Dr. K M Munshi

This man was an institution, not only because he founded the Bharatiya Vidya Bhavan, one of the leading education institutes in the country, but also because of the vastness of his genius. Being a patriot, freedom fighter, scholar, reformer, and educationalist, K. M. Munshi was a colossal figure in public life for the good part of the twentieth century.

Early Life

Kanaiyalal Maneklal Munshi was born on 30 December 1887 in Broach in south Gujarat. He got his primary education, so to speak, at his mother's knee, his secondary education from Khan Bahadur Dalal High School, Broach, and later he had the privilege of having a stalwart like Sri Aurobindo Gosh for a teacher at Baroda College. Under Sri Aurobindo's influence, he got attracted to armed rebellion against the British, and even learnt to make bombs. But when he moved to Bombay in 1915, he drifted towards the Home Rule Movement, and was later elected member of the Subjects Committee of the Indian National Congress in 1917. The other influences in his life were Gandhi, Patel, Bhulabhai Desai, and Jinnah. After completing his Law degree from Bombay University, he enrolled himself as advocate in 1913, and soon became a member of the Bar. As his fame spread, he started getting cases from all over India. About this time his first novel was being serialised in a Gujarati weekly. During World War I, he was influenced by the Home Rule movement. When Sardar Patel was organising the Bardoli Satyagraha, Munshi lent his support, and when Gandhi announced the Salt Satyagraha, he joined the movement along with his wife. He started the movement for a Parliamentary wing of the Congress, and later became Secretary of the Congress Parliamentary Board in 1938. The same year he founded the well-known Bharatiya Vidya Bhavan and Institute of Agriculture at Anand.

Between 1907 and 1915, Munshi strove for the fusion of different sub-castes of the Bhargava Brahmins. In 1912-13, he took part in the activities of the Social Reform Association and championed the cause of widow remarriage. He in fact showed the way by marrying Lilavati, a widow, in 1922. In 1939, he founded the Children's Home for the delinquent children at Chembur, Bombay. In 1941, Munshi resigned from the Congress, and started the Akhand Hindustan Movement. On Gandhi's advice he rejoined the Congress, and was elected to the Constituent Assembly. Nehru appointed him to the Experts' Committee for drafting the Constitution of India.When the situation in Hyderabad was critical, he lent all his experience as Agent-General to bring it under control. He was appointed Union Food and Agriculture Minister, and also served as Governor of Uttar Pradesh. Since Munshi believed in a strong opposition, he along with C. Rajagopalachari, became one of the founders of the Swatantra Party. But he is best remembered for his efforts to promote education in India. He founded the Panchagani Hindu High School in 1924, and the following he took active part in the movement for founding a university in Gujarat. He was also elected a Fellow of the University of Bombay, where he was largely responsible for giving regional languages adequate representation, and was also instrumental in starting the department of Chemical Technology. H. H. the Gaikwad of Baroda nominated him on the Baroda University Commission. A prolific writer and conscientious journalist, Munshi started a Gujarati monthly called Bhargava, was joint-editor of Young India, and he started the Bhavan's Journal in 1954. Some of his better-known books are: Gujarat and its Literature, Akhand Hindustan, Glory that was Gujardesh, The Ruin that Britain Wrought, The End of an Era, and Shishu ane Sakhi. He was also President of the Sanskrit Viswa Parishad, the Gujarati Sahitya Parishad, and the Hindi Sahitya Sammelan.

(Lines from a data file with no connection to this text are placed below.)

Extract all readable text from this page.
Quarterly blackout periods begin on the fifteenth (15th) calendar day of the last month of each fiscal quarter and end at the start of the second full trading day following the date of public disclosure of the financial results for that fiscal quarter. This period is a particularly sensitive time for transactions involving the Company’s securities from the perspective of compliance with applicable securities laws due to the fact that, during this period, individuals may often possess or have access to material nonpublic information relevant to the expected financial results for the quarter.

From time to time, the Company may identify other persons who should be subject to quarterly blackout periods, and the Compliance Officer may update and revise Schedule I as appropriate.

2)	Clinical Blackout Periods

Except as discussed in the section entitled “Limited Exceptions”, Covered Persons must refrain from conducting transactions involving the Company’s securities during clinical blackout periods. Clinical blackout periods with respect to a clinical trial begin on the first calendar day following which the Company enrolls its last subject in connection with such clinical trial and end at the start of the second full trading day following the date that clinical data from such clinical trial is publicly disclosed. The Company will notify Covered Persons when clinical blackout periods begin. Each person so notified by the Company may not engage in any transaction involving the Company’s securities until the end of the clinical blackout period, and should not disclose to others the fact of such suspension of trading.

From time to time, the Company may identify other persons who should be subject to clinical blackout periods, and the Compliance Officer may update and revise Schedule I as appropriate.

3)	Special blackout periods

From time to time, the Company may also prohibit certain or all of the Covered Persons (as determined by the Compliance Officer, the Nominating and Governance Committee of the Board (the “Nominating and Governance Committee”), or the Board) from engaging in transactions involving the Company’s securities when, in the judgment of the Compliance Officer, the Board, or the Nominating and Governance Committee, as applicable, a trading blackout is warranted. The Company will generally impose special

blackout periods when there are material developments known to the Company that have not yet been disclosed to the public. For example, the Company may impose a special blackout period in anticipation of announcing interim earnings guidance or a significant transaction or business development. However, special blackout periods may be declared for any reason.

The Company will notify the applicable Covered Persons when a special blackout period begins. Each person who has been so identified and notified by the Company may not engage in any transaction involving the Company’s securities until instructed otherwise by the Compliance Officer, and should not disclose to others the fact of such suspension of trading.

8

As a young man, Kanhaiyalal Maneklal Munshi was imbued with a sense of India's greatness. Not yet out of his teens, he learned from his mother's songs and stories about the sages and seers of India's past. The heritage that these master-spirits represented was ingrained in the young Munshi deeply; and later this incipient perception received an adult dimension. He regarded India's independence in 1947 as an opportunity for an ascent once again. He believed that the people of India had it in them to climb up into a new millennium. Munshi showed that a man with pride in the past could also have faith in the future through the instruments of science and technology. Today when the world is so conscious of the environment and of ecological factors, it is edifying to note that as much as half a century ago, Munshi's Vanamahotsava scheme heralded the impulse for preserving ecology. Munshi's vision was as deep as it was vast. A heightened commitment, the genuineness, sincerity and dedication of his played an immensely crucial role in bringing stature to a name which was a binding force of a pan-Indian movement, a pan-Indian spirit and a pan-Indian ethos which would present to contemporary Indians, and to the world at large, a glimpse of the composite magnificence of ancient times.